Recall that ex:reportedOn and ex:reproducedOn specified that the object was a literal of type of an xsd:dateTime.
A type of rdf:Resource means that the object is an IRI instead of a literal.
<EmployeeShape>The EmployeeShape below is referenced by the IssueShape above and included here for completeness. It does not introduce any new features of the language.
<EmployeeShape> {
foaf:givenName xsd:string+,
foaf:familyName xsd:string,
foaf:phone rdf:Resource+,
foaf:mbox rdf:Resource
}
The <IssueShape> example also includes a GroupRule with a cardinality of 0 or 1:
( ex:reproducedBy @<EmployeeShape>,
ex:reproducedOn xsd:dateTime )?
As explained above, this requires that the data have either neither or both of those triples.
Cardinality constraints may appear on ArcRules and GroupRules.
They may be expressed as one of (?, +, *) or as one or two integers in {}s.
If there is only one number in {}s, the minimum cardinality is that number and the maximum is unconstrained.
An employee record which permitted from one to three given names would look like
foaf:givenName xsd:string{1,3}
It is frequently useful to reuse or extend a shape.
For instance, if both the <UserShape> and <EmployeeShape> permitted the same alternatives for specifying a name and email address, these could be factored into a separate shape called a <PersonShape>:
<PersonShape> {
( foaf:name xsd:string
| foaf:givenName xsd:string+,
foaf:familyName xsd:string
),
foaf:mbox rdf:Resource
}
<UserShape> {
& <PersonShape>
}
<EmployeeShape> {
& <PersonShape>,
foaf:phone rdf:Resource+
}
In this example, the <UserShape> provides no additional constraints beyond those of the included <PersonShape>.
We may have several derivatives of <PersonShape>, any of which could provide an <IssueShape>'s ex:reportedBy value.

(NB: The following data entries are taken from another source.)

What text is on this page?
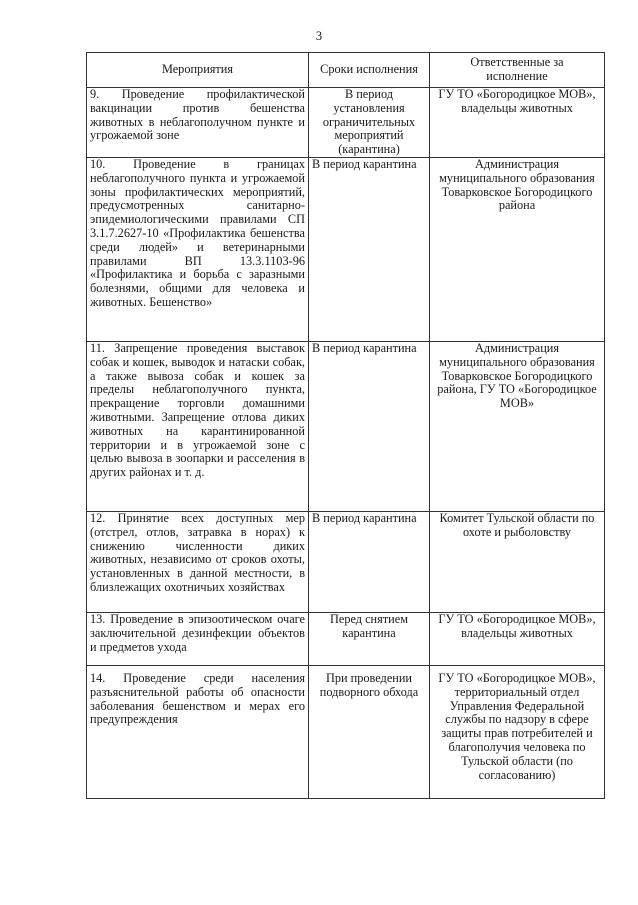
3
Мероприятия	Сроки исполнения	Ответственные за исполнение
9. Проведение профилактической вакцинации против бешенства животных в неблагополучном пункте и угрожаемой зоне	В период установления ограничительных мероприятий (карантина)	ГУ ТО «Богородицкое МОВ», владельцы животных
10. Проведение в границах неблагополучного пункта и угрожаемой зоны профилактических мероприятий, предусмотренных санитарно-эпидемиологическими правилами СП 3.1.7.2627-10 «Профилактика бешенства среди людей» и ветеринарными правилами ВП 13.3.1103-96 «Профилактика и борьба с заразными болезнями, общими для человека и животных. Бешенство»	В период карантина	Администрация муниципального образования Товарковское Богородицкого района
11. Запрещение проведения выставок собак и кошек, выводок и натаски собак, а также вывоза собак и кошек за пределы неблагополучного пункта, прекращение торговли домашними животными. Запрещение отлова диких животных на карантинированной территории и в угрожаемой зоне с целью вывоза в зоопарки и расселения в других районах и т. д.	В период карантина	Администрация муниципального образования Товарковское Богородицкого района, ГУ ТО «Богородицкое МОВ»
12. Принятие всех доступных мер (отстрел, отлов, затравка в норах) к снижению численности диких животных, независимо от сроков охоты, установленных в данной местности, в близлежащих охотничьих хозяйствах	В период карантина	Комитет Тульской области по охоте и рыболовству
13. Проведение в эпизоотическом очаге заключительной дезинфекции объектов и предметов ухода	Перед снятием карантина	ГУ ТО «Богородицкое МОВ», владельцы животных
14. Проведение среди населения разъяснительной работы об опасности заболевания бешенством и мерах его предупреждения	При проведении подворного обхода	ГУ ТО «Богородицкое МОВ», территориальный отдел Управления Федеральной службы по надзору в сфере защиты прав потребителей и благополучия человека по Тульской области (по согласованию)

We can signify this by changing <IssueShape> to have ex:reportedBy @<PersonShape> and define sub-shapes of <PersonShape>.

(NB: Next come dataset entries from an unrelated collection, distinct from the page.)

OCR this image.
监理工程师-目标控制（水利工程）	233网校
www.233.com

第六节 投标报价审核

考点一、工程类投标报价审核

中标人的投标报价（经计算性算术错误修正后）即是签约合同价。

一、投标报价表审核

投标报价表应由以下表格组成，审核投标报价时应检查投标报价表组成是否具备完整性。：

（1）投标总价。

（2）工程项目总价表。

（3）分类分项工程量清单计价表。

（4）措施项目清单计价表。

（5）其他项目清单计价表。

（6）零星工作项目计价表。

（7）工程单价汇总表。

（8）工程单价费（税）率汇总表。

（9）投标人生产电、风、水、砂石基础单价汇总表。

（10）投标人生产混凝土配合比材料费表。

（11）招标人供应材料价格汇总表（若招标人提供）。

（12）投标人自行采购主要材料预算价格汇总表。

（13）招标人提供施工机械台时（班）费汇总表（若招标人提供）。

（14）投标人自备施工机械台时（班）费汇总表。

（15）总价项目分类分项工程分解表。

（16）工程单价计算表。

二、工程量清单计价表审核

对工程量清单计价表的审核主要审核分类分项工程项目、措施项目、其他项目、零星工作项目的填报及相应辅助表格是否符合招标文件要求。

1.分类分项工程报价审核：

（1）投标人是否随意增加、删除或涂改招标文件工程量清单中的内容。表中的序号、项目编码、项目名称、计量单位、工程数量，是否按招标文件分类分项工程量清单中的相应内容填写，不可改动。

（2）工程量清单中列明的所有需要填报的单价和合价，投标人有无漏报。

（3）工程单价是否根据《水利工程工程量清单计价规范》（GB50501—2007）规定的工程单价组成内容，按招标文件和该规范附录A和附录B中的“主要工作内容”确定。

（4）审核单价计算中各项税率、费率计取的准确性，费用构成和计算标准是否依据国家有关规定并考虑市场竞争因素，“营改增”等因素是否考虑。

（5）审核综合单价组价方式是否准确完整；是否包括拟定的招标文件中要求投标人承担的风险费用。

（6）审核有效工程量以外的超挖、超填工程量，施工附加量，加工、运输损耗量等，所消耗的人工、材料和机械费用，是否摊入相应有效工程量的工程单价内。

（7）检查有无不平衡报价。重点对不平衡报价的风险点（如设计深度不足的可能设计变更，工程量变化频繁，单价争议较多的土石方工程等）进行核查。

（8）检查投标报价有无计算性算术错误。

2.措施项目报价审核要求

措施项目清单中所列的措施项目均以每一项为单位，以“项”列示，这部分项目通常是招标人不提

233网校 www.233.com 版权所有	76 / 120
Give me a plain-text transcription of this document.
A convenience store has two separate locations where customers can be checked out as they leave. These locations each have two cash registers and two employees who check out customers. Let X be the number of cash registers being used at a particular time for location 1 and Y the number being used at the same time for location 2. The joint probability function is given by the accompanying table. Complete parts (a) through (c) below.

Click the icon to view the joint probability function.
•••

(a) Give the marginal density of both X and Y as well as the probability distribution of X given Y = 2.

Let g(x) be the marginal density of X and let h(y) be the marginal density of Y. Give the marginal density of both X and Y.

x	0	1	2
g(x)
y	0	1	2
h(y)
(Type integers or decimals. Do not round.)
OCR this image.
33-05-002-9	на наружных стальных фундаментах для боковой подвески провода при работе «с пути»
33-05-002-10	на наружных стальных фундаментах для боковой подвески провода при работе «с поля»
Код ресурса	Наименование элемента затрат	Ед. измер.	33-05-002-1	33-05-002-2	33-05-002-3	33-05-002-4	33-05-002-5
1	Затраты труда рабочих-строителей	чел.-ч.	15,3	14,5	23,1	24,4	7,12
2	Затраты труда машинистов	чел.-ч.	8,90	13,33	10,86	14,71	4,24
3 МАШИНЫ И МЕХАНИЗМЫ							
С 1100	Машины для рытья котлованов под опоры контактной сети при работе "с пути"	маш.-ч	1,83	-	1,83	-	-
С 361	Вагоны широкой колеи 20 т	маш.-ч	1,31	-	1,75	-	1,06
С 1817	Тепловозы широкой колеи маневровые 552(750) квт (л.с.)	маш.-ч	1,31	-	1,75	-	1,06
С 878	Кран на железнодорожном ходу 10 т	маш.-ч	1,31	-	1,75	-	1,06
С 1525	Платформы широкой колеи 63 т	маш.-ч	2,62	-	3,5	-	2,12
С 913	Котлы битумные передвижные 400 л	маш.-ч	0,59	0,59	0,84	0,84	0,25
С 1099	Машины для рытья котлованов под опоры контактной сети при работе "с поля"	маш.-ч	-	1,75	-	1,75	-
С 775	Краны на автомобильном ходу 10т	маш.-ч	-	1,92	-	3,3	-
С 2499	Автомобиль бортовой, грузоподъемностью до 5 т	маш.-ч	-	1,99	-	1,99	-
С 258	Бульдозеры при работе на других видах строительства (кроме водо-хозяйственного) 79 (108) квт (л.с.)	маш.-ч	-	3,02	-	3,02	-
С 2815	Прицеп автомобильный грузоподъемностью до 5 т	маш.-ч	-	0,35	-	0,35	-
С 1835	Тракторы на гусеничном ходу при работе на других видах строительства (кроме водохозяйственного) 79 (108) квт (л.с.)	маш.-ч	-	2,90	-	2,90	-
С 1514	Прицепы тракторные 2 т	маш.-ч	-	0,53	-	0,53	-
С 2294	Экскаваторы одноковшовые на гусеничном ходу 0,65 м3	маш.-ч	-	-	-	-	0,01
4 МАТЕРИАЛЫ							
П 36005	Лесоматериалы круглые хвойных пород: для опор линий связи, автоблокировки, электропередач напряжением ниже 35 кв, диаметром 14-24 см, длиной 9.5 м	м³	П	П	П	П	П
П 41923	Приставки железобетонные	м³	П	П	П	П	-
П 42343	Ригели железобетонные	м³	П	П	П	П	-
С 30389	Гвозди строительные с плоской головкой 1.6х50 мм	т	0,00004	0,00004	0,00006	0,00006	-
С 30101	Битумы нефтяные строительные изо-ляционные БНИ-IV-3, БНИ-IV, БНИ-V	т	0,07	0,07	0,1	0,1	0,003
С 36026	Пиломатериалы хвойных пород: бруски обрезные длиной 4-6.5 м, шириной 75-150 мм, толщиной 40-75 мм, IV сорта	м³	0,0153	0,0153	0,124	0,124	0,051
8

This is done with an inclusion directive before the shape definition.
We may not want the base <PersonShape> to satisfy any ValueReferences directly, instead requiring only derivates of <PersonShape>.
This is accomplished by labeling <PersonShape> VIRTUAL per the hierarchy example:
<IssueShape> {
ex:state (ex:unassigned ex:assigned),
ex:reportedBy @<PersonShape>
# ...
}
VIRTUAL <PersonShape> {
( foaf:name xsd:string
| foaf:givenName xsd:string+,
foaf:familyName xsd:string
),
foaf:mbox rdf:Resource
}
<UserShape> & <PersonShape> {
# additional User properties
}
<EmployeeShape> & <PersonShape> {
foaf:phone rdf:Resource+
# additional Employee properties
}
Should there be a "greedy" directive to accept only the variant which touches the most triples? An alternative is to say that parent classes are "closed" in the sense that no other properties may appear on a subject matched by that shape.

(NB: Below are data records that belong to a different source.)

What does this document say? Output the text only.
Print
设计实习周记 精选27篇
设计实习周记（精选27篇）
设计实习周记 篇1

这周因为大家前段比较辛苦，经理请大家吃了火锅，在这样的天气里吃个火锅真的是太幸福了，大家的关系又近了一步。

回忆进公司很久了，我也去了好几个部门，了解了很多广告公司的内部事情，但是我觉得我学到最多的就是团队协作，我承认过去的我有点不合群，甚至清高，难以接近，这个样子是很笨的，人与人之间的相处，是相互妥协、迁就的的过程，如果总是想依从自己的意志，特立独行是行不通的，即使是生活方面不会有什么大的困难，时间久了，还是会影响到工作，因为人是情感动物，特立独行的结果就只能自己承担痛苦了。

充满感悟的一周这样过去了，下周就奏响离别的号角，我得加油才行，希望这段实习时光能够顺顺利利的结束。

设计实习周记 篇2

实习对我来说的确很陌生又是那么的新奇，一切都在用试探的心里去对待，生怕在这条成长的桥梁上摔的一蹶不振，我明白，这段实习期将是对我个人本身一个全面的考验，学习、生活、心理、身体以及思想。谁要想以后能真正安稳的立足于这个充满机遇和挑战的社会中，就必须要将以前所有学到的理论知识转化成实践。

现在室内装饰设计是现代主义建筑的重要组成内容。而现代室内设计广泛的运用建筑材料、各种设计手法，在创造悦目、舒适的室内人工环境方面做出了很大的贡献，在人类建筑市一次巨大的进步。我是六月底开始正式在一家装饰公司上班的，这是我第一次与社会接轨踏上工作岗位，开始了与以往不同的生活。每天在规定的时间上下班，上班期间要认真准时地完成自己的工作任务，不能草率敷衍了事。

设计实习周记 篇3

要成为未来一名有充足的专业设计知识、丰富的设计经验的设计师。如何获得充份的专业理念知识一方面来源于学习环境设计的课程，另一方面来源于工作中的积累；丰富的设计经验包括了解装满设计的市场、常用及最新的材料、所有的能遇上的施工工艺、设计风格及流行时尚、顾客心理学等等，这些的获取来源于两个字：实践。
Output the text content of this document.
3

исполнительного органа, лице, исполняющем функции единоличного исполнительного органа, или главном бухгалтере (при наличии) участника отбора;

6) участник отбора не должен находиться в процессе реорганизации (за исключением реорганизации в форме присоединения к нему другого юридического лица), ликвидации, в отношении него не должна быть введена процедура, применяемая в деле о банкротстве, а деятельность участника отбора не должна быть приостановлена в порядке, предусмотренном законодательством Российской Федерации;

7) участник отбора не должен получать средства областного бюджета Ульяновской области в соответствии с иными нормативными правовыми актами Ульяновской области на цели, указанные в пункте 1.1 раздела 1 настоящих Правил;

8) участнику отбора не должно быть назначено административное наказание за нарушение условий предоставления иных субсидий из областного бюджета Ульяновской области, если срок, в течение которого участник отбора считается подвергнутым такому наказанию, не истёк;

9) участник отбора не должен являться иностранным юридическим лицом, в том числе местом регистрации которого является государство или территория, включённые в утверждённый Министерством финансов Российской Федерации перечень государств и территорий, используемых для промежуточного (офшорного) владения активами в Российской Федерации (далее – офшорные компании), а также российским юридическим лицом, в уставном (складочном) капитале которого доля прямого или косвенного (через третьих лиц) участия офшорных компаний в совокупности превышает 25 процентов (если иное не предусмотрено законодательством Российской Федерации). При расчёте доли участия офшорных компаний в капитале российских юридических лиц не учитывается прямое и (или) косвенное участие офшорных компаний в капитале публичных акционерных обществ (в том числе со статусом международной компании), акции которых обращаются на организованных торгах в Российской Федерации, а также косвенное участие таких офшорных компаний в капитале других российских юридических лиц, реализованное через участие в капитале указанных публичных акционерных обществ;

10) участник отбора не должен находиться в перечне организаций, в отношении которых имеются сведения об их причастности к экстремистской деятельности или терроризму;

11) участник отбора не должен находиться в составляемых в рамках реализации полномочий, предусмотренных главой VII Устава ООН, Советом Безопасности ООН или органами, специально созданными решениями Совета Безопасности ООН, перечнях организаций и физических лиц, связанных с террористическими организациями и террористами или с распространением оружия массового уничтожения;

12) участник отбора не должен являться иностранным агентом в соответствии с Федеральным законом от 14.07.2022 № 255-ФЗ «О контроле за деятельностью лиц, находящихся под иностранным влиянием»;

The <IssueShape> example above includes both ex:reportedOn and ex:reproducedOn dateTimes.
It would be reasonable in the interest of data quality to ensure that the ex:reproducedOn dateTime, if present, were temporally after the ex:reportedOn dateTime.
While ShEx itself has no built-in functionality for comparing dateTimes, specific extensions may offer that functionality.
The example below (failed semantic action validation) includes semantic actions to test date order in either Javascript or SPARQL:
ex:reportedOn xsd:dateTime
%js{ report = _.o; return true; %},
(ex:reproducedBy @<EmployeeShape>,
ex:reproducedOn xsd:dateTime
%js{ return _.o.lex > report.lex; %}
%sparql{ ?s ex:reportedOn ?rpt . FILTER (?o > ?rpt) %}
)
Semantic actions may also be used to generate schema-specific parsers or tools. Below is an excerpt of a tool that uses a DOM tree to translate the the Issue example into an XML document:
<IssueShape> {
ex:state (ex:unassigned ex:assigned)
%js{ doc = _.createDocument('http://ex.example/xml', 'Issue', undefined);
issue = doc.documentElement
issue.setAttribute('id', _.s.lex.substr(17));
state = doc.createElementNS('http://ex.example/xml', 'state');
state.textContent = _.o.lex.substr(17);
issue.appendChild(state); %},
ex:reportedBy @<UserShape>,
…
} %js{ console.log(new XMLSerializer().serializeToString(doc)); %}
This example relies on a particular invocation for semantic actions, but illustrates the power in the extensibility mechanism.
The IssueShape tutorial above is oriented towards a particular use case where the schema will use a very explicit set of predicates and accept no others. Shape Expressions is also useful for controlling describing interfaces or graph patterns where any predicates are allowed except those in controlled namespaces. For example, some systems like Annotea reserved the assertion of dc:creator arcs for the system to maintain provenance information. The language summary below includes language features to describe such an interface.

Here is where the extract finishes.